Der Angeklagte hat als Geschäftsführer einer Volksbank drei Kunden ████, ████ und █████████ wiederholt unzulässig Kredite gewährt. Hierzu heißt es im Urteil (Bl. 14 UA): „Die Untreuehandlungen sind als eine fortgesetzte Handlung zu betrachten, denn sie wurden von dem Angeklagten mit dem einheitlichen Vorsatz vorgenommen, den heimischen Firmen, deren Inhaber dem Angeklagten seit vielen Jahren bekannt waren, bei der Bewältigung ihrer wirtschaftlichen ██████████igkeiten zu helfen, oder wie im Fall der Firma ██ nach dem Tode des Inhabers, seine eigenen ██████ziellen Manipulationen durch Vermeidung eines Konkurses dieser Firma zu verdecken.

Allerdings wäre Fortsetzungszusammenhang zwischen den Veruntreuungen zugunsten der drei Kunden nicht schon deshalb von vornherein ausgeschlossen, weil der Angeklagte den Entschluss, den Firmen ███ und ███████ verbotene Kredite zu gewähren, erst fasste, nachdem er die Firma ███ schon mehrere Jahre lang unzulässig begünstigt hatte; denn es genügt, wenn der Täter wenigstens eine Zeitlang ständig die Kunden vor Augen hat, denen er laufend auf die gleiche Weise zum Nachteil desselben Kreditgebers helfen will und hilft.

So hat der Senat bereits in einem entsprechenden Fall entschieden (Beschluss vom 27. November 1969 – 2 StR 15/69 –).
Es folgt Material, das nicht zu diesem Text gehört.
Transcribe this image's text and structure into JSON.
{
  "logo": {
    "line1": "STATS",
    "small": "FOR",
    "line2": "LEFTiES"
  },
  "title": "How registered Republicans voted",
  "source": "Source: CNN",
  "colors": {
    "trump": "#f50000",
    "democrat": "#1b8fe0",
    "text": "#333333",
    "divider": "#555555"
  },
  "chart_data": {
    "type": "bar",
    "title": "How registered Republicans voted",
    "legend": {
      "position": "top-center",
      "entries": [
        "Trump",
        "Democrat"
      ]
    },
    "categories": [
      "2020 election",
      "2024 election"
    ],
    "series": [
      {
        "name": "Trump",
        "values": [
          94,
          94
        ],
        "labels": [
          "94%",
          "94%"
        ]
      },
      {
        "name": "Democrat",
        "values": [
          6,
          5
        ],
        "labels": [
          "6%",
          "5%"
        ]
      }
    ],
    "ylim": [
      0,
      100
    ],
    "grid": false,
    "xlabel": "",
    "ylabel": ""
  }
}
Auch auf BGHSt 23, 33 wird verwiesen.

Der Gesamtvorsatz verlangt in der Regel einen gewissen zeitlichen Zusammenhang zwischen den Einzelakten. Bei längeren Zwischenräumen muss er näher begründet werden (RGSt 75, 207, 209). Daran fehlt es hier, obwohl zwischen der ersten und der zweiten der Verurteilung unterliegenden unzulässigen Kreditgewährung im Fall ███ über ein Jahr (27. Oktober 1966 bis 16. November 1967), im Fall ███ über zweidreiviertel Jahre (4. April 1968 bis 29. Januar 1971) und im Fall ███████ über zweieinhalb Jahre (22. April 1968 bis 12. November 1970) lagen.

Das allgemeine Vorhaben, den einheimischen Firmen bei der Bewältigung ihrer wirtschaftlichen Schwierigkeiten mit unzulässigen Mitteln zu helfen, genügt nicht zur Begründung des Gesamtvorsatzes. Auch der Übergang der Firma ██ auf den Angeklagten selbst legte eine Unterbrechung des Fortsetzungszusammenhanges nahe.

2. Für die neue Hauptverhandlung wird auf Folgendes hingewiesen:

Bei einer Verurteilung zu mehr als einem Jahr Freiheitsstrafe soll die Strafaussetzung zur Bewährung (§ 23 Abs. 2 StGB) auf Ausnahmefälle beschränkt bleiben, namentlich um einer Konfliktslage des Täters gerecht zu werden (BGHSt 24, 3). Hierbei ist nicht an einen Konflikt gedacht, der nur die voraussehbare Folge der früheren Straftaten ist. Auch wenn der Angeklagte nur teils Dritte ungerechtfertigt bereichern, teils seine früheren Untreuehandlungen verdecken wollte, wäre die Anwendung des § 23 Abs. 2 StGB kaum zu rechtfertigen.